0:00 Introduction 0:50 What we will cover in DynamoDB 1:20 Who I am? and books I wrote. 3:05 What is DynamoDB 5:10 what DynamoDB was designed for 6:57 Key concepts of DynamoDB 8:41 Primary Keys in DynamoDB 9:41 Composite Primary Key 9:46 API Actions -Item based 10:51 API Actions -Query Actions 11:37 API Actions -Scan Actions. Such Very Expensive! Wow. 12:05 Secondary Indexes 13:43 Data modeling example 15:12 Forget concepts from Relational Databases 16:30 The example 16:50 The example -ERD 17:53 The example -Identify your access patterns 19:29 The example -Design your primary keys & secondary indexes 22:27 The example -One-to-many relationships 23:00 De-normalize + document types (Maps, Lists) 28:58 One-to-many relationships patterns recap 30:00 Filtering: "Build filter in primary key" 31:42 The example -Orders in different partitions 33:21 The example -Filtering access patterns 33:34 The example -Composite sort key 37:34 The example -Sparse index 39:00 Filtering patterns recap
Hi Vikram I was wondering if you know how Amazon can use DynamoDB for their shopping cart when someone buys something dont they need ACID transactions?
@@tango12341234 Amazon gets around not using transactions because 1) The way inventory (Network of distribution centers throughout the country) and supply chain is managed, they can meet demand almost all of the time. In the rare case an item is not available they either offer refund or provide a latter delivery date. 2) Airline tickets, concert tickets etc.. require transaction because every seat is unique w.r.t location/time , contrast this with a particular book title , which is the same irrespective of the quantity. As a result the costs of not meeting an order in Amazon or Brick store's case is minimal. P.S: I had a race condition only once with Amazon, they offered a refund in that case.
For a newby like me, Alex is the lifesaver. I've watched Rick's talks earlier, but there were many things which gone over my head. Alex did a wonderful job doing fill in the gaps for me here. So, I'd suggest anyone who is just starting with Dynamodb, first watch this video. Rick is the wizard, so to understand him properly, you'll need some normal guy talk first (basics) which Alex will provide you in this video, in a much comfortable speed. Thanks Alex.
Thanks!, really helped me understand things. I started with Rick's lecture and it was a bit hard for a beginner to understand. This lecture was really well made and clear, now after I practice a bit I am going to rewatch Rick's lecture :)
This is such a great talk. I've been doing lots of theory on DynamoDB for the last couple of weeks with an idea in my head how GSI's may work and this explained it really well. Would be great to hear you do an extended talk about projections and such. Thanks for your imparting your knowledge!
Glad to learn that I have been using DynamoDB wrong for over a year.
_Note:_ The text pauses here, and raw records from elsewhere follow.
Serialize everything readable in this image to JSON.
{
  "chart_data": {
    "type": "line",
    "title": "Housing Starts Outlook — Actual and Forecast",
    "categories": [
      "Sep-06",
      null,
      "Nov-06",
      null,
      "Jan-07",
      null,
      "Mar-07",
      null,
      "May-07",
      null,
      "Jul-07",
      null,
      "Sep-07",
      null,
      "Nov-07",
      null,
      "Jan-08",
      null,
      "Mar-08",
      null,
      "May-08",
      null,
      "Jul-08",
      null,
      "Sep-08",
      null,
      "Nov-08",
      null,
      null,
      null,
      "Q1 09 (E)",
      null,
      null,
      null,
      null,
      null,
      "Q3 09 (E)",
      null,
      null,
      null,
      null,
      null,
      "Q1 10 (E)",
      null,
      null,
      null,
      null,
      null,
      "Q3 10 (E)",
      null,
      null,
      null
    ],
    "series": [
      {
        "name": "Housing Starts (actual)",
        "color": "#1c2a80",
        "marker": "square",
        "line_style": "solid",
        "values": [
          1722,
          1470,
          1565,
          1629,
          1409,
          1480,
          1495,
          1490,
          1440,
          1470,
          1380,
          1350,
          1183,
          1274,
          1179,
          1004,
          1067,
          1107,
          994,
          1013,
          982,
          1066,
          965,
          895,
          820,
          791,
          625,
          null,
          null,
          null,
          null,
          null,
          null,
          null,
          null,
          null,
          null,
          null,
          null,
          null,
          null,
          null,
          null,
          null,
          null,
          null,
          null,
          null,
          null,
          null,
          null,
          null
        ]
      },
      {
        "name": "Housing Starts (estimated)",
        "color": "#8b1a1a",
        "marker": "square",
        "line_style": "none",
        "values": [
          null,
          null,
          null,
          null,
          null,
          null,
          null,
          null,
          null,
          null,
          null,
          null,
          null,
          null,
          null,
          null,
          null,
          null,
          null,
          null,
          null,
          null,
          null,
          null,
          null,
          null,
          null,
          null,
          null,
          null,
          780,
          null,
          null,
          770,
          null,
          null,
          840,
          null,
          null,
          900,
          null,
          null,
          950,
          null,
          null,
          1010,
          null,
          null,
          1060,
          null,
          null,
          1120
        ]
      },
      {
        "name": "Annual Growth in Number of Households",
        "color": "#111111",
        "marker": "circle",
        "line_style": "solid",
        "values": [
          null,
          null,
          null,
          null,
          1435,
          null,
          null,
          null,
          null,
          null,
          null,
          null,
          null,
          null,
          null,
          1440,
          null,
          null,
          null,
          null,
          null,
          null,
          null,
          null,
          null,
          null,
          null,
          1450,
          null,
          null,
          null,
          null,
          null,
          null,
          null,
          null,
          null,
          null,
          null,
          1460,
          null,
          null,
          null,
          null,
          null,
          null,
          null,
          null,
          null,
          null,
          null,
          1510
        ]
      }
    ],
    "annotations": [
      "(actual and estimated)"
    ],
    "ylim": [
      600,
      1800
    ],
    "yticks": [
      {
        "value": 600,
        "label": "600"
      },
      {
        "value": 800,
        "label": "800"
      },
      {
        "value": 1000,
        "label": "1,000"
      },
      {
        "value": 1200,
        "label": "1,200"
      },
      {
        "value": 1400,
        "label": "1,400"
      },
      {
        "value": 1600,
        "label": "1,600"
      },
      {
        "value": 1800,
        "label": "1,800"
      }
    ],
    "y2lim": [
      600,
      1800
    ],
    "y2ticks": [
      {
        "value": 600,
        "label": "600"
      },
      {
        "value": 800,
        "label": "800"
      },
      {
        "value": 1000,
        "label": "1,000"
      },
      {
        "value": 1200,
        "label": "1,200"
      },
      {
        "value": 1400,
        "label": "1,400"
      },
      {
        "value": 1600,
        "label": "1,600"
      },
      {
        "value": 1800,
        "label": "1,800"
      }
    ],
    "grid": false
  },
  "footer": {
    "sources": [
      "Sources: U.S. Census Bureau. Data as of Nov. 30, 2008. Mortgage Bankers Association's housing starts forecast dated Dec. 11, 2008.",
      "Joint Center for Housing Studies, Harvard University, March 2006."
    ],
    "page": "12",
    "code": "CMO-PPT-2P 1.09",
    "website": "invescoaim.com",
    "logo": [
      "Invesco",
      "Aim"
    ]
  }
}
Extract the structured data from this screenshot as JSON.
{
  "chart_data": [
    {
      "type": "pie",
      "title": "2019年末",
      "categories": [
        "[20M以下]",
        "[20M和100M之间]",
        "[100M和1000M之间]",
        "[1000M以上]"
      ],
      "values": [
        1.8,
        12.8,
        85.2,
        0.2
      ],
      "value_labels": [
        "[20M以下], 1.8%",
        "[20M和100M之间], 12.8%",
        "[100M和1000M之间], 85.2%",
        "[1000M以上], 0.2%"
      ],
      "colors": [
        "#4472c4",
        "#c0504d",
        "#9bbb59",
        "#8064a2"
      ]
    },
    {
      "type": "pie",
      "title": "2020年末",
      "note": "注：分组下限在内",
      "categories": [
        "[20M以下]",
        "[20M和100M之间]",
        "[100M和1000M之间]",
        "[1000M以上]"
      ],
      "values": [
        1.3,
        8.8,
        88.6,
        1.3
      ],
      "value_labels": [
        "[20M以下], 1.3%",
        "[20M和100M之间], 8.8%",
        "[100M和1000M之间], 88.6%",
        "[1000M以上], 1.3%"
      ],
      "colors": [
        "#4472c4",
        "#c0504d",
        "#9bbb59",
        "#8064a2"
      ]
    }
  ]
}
Seriously though, these access patterns make a ton of sense when handling multiple entities. I had been maintaining multiple tables, one for each entity, like I was still using an RDBS. I had created "ghetto" joins by invoking Lambda functions that would basically make 2 independent queries and then join them computationally inside the Lambda by merging the JSON results of the two queries, with the Lambda returning the joined result. This works, but is slower (80 - 100ms instead of ~10ms), in addition to the cost of a lambda invoke every join query. I will definitely consider this new organizational pattern for a single table. The Lambda joining method could still work for people that are running occasionally complicated queries like running a report or something, but not a good technique for everyday queries.
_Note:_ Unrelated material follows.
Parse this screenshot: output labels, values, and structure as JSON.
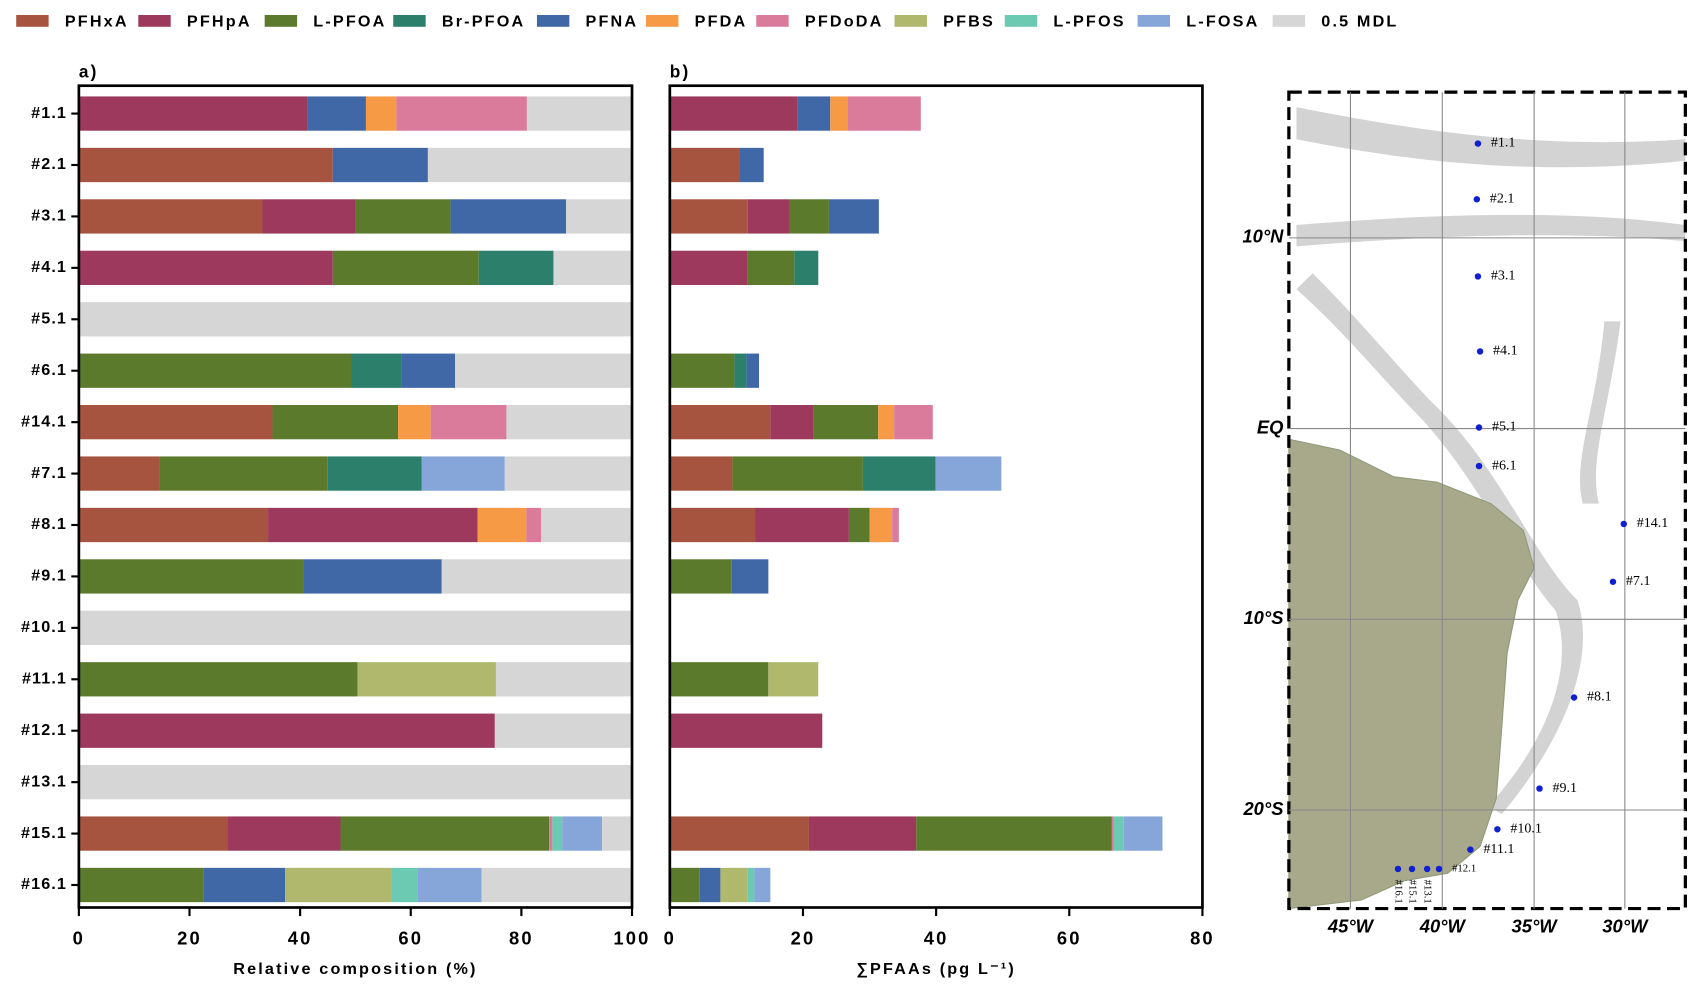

Edit: this was just before watching Rick Houlihan, the wizard. Go check his videos of you haven't. Original: Amazon really needs to select their developer advocates / speakers better. This guy is one out of ten speakers I've recently listened to, while trying to understand DynamoDB basics and data modeling, who speaks plain English. The other guys just get lost in their own abstractions.
I'd really be glad to see comparison of WCU/RCU counts (cost) for each method because I suppose adding more and more and more GSI is pretty expensive, in all sense.
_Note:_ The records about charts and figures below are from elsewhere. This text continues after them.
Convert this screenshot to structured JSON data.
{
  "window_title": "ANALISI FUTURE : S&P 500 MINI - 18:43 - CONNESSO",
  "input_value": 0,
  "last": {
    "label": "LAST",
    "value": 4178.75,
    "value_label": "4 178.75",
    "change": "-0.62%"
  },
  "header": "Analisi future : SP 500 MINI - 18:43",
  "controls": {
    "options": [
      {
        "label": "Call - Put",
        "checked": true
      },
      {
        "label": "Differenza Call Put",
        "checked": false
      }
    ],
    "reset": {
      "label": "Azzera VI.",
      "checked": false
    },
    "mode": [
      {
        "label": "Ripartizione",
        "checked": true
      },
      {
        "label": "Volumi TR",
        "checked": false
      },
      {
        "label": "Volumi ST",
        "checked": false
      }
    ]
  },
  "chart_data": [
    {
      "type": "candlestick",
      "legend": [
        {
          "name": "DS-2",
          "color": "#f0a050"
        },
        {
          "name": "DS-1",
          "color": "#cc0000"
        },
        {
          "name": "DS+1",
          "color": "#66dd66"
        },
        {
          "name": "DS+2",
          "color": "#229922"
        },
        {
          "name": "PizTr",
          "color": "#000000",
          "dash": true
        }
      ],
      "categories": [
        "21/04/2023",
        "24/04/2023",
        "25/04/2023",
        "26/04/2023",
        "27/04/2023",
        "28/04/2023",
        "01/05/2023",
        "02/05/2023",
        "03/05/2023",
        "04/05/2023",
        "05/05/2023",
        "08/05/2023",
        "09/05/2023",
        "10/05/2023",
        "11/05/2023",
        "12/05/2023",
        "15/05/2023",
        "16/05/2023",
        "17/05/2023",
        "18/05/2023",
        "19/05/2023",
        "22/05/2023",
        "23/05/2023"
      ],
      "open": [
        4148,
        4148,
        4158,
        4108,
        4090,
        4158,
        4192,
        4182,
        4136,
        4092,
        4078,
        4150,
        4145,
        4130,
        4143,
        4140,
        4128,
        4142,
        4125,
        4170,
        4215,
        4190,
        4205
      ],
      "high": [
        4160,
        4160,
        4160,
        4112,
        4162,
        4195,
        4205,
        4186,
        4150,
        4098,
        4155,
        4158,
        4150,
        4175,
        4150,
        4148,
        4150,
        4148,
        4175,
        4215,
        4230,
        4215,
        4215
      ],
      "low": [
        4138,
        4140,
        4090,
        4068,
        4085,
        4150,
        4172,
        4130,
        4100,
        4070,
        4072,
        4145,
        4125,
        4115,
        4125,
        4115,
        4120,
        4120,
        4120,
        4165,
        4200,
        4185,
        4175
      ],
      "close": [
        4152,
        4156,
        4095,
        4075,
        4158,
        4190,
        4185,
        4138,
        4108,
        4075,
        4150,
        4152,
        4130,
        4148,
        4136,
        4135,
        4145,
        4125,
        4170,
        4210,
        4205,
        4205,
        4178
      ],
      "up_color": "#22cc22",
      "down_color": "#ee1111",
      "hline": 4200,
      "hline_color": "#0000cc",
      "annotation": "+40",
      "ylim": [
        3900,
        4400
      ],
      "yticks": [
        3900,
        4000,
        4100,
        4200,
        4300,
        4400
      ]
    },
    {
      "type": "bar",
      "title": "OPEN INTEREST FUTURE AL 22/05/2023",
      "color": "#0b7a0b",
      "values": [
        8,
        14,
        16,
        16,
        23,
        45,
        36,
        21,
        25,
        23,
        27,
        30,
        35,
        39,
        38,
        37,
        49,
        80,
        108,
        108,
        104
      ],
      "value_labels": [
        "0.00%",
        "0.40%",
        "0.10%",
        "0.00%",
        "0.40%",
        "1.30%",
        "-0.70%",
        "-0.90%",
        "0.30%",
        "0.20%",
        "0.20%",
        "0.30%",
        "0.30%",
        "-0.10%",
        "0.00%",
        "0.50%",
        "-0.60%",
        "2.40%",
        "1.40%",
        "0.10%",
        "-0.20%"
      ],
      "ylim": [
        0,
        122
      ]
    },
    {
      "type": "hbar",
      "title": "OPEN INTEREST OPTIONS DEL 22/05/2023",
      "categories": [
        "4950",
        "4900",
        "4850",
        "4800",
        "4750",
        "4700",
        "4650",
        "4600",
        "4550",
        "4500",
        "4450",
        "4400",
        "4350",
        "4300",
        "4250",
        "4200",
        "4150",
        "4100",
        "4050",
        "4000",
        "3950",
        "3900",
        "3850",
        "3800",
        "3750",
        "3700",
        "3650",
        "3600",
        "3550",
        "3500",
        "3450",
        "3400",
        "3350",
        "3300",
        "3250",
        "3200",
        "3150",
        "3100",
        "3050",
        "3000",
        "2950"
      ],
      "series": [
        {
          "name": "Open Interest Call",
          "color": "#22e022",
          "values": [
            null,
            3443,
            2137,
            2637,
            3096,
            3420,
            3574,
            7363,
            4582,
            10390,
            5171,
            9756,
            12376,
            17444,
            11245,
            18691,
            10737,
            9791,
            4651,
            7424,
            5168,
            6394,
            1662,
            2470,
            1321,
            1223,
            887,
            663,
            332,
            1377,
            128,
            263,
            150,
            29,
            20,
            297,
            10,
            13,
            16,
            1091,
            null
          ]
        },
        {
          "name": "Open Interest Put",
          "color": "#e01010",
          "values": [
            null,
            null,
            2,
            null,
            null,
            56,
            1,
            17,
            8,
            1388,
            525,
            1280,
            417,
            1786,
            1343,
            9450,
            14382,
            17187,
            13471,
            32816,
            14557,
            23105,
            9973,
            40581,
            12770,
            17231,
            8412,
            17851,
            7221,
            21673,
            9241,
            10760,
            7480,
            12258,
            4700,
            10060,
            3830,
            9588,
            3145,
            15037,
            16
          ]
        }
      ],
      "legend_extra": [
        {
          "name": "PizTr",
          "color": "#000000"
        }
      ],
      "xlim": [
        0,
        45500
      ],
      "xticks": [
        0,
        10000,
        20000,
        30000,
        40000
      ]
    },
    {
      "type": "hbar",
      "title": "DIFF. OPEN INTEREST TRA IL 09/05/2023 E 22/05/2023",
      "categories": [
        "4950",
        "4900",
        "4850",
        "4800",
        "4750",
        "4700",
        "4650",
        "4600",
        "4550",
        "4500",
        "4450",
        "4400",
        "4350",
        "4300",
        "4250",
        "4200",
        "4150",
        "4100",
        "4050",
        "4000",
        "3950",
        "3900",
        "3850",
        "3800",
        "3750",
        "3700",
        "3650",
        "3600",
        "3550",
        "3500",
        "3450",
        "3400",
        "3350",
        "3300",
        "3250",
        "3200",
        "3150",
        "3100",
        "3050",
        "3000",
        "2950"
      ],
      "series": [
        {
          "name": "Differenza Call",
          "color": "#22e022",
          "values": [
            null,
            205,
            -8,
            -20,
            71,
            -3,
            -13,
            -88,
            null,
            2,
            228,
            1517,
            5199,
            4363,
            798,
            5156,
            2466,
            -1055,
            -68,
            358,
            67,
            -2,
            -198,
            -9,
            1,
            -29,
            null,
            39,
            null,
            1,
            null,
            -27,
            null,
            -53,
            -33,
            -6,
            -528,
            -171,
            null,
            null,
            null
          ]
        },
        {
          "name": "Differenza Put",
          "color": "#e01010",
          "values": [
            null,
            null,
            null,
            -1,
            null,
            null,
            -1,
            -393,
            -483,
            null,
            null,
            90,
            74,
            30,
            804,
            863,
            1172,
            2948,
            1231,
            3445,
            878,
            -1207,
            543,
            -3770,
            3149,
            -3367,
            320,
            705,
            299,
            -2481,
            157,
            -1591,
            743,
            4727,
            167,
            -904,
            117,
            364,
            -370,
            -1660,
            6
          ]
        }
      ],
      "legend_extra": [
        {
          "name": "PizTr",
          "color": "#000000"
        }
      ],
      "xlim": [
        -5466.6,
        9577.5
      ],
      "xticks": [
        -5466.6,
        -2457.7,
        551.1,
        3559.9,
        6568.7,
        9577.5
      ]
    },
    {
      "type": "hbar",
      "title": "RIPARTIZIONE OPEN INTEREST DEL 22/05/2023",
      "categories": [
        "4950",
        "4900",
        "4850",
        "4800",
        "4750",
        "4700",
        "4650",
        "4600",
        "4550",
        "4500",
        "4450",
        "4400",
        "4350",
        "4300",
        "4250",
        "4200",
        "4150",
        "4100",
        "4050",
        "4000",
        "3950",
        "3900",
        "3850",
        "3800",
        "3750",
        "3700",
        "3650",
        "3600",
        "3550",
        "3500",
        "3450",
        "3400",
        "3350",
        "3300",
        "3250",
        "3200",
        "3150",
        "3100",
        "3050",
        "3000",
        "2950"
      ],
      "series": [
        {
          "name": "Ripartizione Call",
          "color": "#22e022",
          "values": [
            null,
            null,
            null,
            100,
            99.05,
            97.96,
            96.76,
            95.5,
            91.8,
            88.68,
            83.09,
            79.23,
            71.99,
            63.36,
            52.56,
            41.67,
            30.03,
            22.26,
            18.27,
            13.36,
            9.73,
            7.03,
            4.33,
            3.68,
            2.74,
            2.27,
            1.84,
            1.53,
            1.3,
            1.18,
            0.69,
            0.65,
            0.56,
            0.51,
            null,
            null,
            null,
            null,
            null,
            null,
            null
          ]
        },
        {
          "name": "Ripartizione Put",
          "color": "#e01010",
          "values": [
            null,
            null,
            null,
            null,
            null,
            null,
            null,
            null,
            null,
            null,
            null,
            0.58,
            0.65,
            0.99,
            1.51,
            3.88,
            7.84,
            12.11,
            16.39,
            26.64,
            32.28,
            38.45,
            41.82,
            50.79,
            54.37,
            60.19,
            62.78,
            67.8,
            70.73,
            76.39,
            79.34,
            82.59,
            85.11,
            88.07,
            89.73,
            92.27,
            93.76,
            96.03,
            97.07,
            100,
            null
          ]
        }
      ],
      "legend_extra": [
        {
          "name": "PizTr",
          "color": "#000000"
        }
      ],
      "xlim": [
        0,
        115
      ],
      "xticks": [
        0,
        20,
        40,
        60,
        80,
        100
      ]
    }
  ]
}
Very helpful. I’d love to see a follow-up that shows the code and setup for these, including creation of data, deletion, and updates. The latter two are important as they’re obviously messier when you have denormalised data.
At 27:46 can't I put OrderID in PK and ItemID in SK and then create a GSI same way as Alex created. i.e., PK as OrderId and SK as ItemID ? For me it should solve the problem ? Please correct me if I am missing something here.
Great presentation!! However for strongly consistent requirements, if the Order Items are updated, and we use a inverted index (GSI1) to fetch items, then there is a chance that we may get inconsistent status of the order Items. How does one ensure strong consistency in this case?
I don't understand the logic behind modeling the entity OrderItem as PK:ITEM# SK:ORDER#. Couldn't we use PK:USER# SK:ITEM##? Is to share the order items more evenly across different partitions? Even PK:ORDER# SK:ITEM# would make more sense to me because it would be following the previous pattern of one(PK)-to-many(SK).
I am new to DynamoDB and am probably missing something here. Why does order item have a different PK? I thought you could only have one primary key for the entire table.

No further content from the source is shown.